The Connecticut Native American Intertribal Urban Council met Saturday to iron out details of their upcoming gathering at the Afro-American Cultural Center to celebrate Native American History Month.

The social will take place on Nov. 30 at The Af-Am House and feature potluck food, a raffle and entertainment from a local drum group

CNAITUC, a non-profit in its third year, also discussed several other projects to build and support the Native community in New Haven, including a health fair, their scholarship fund and their annual Powwow in June.

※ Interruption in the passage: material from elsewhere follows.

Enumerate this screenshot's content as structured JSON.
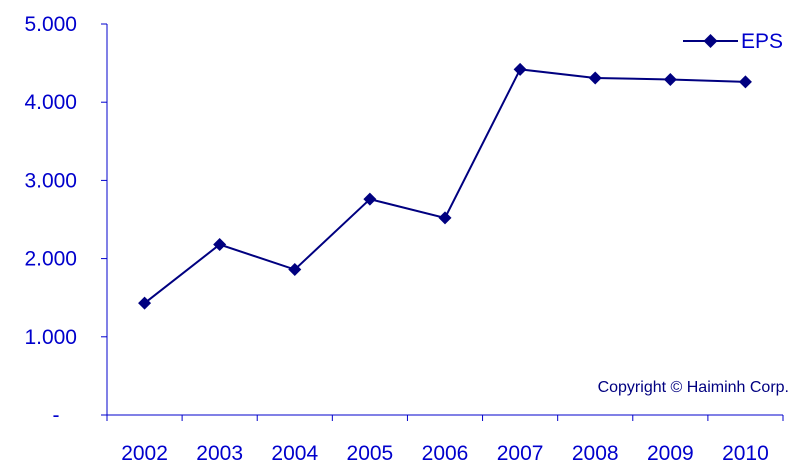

The council’s president, James Rawlings MPH ’80, is a Yale School of Medicine clinical instructor, president of the Greater New Haven NAACP and an elder in the Seaconke Wampanoag Tribal Council. He said CNAITUC helps urban Native people, many of whom are separated from their home communities and traditions, find and assert their identities within the community.

“There’s no 101 course for Native culture,” he said. “You have to reconnect to your identity from within a culture and community.”

He said for many Native people who did not have the privilege of learning their traditions from their families, it can be hard to assert a Native identity. To counteract this, he said, all of their events incorporate an educational aspect.

Rawlings said the philosophy of the group is to make sure that Native identity is not lost in an urban setting and that Native children are raised with the empowerment of their identities.

“We’re here to serve the next generation. There’s nothing more important than that,” he said.

The organization also aims to aid to the city’s existing Native community. It has established a partnership with CVS Pharmacy to offer Native students in the area up to $5,000 to pursue an education in pharmacology or nursing. The Connecticut Humanities Council also awarded the council a grant to fund their Wampanoag language program. They are currently weighing options for language instructors.

Their annual Powwow, held at East Rock in late May each year, hosts a health fair to raise awareness of health issues and increase access to health resources for Native people, offering free diabetes screenings.

According to the Indian Health Service, American Indians are 2.2 times more likely to have Type II diabetes than white Americans.

Members from the Penobscot, Navajo, Cherokee and other nations were represented at the meeting. They meet bi-weekly at the NAACP office on Whalley Ave.

New member Jerry Goins, from the Cherokee tribe, who attended the meeting on Saturday said that he was attracted by the positivity of the group and had felt “disconnected” from Native communities since moving to New Haven in 2011. He added that he appreciated the initiative that the council was taking to foster a community.

The organization’s long-term goal, Rawlings said, is to establish a cultural center in the city, modeled after the American Indian Community House in Manhattan. They are looking at different properties now, but they are limiting their search to properties near a natural area or body of water to reinforce a connection to the land.

“We can’t teach our children on asphalt,” Rawlings said.

The council hopes to increase membership and forge bonds with the Yale native community, as well. Rawlings encouraged Tasce Bongiovanni, a Robert Wood Johnson clinical scholar at the Yale School of Medicine, to join the council as part of her community-based participatory research project.

Bongiovanni, who is of Navajo descent, is now working with the council to address issues of Native patients’ access to transplant organs. It is often more difficult to find matches, she said, because of the genotypic diversity within the population and the relative lack of organ donors. She said she hopes to set up a national network of Native organ donors.

“It’s so nice to have found a community in New Haven to be a part of and serve,” she said.

The organization’s latest project is to join the national movement to change the name of the Washington D.C. football team.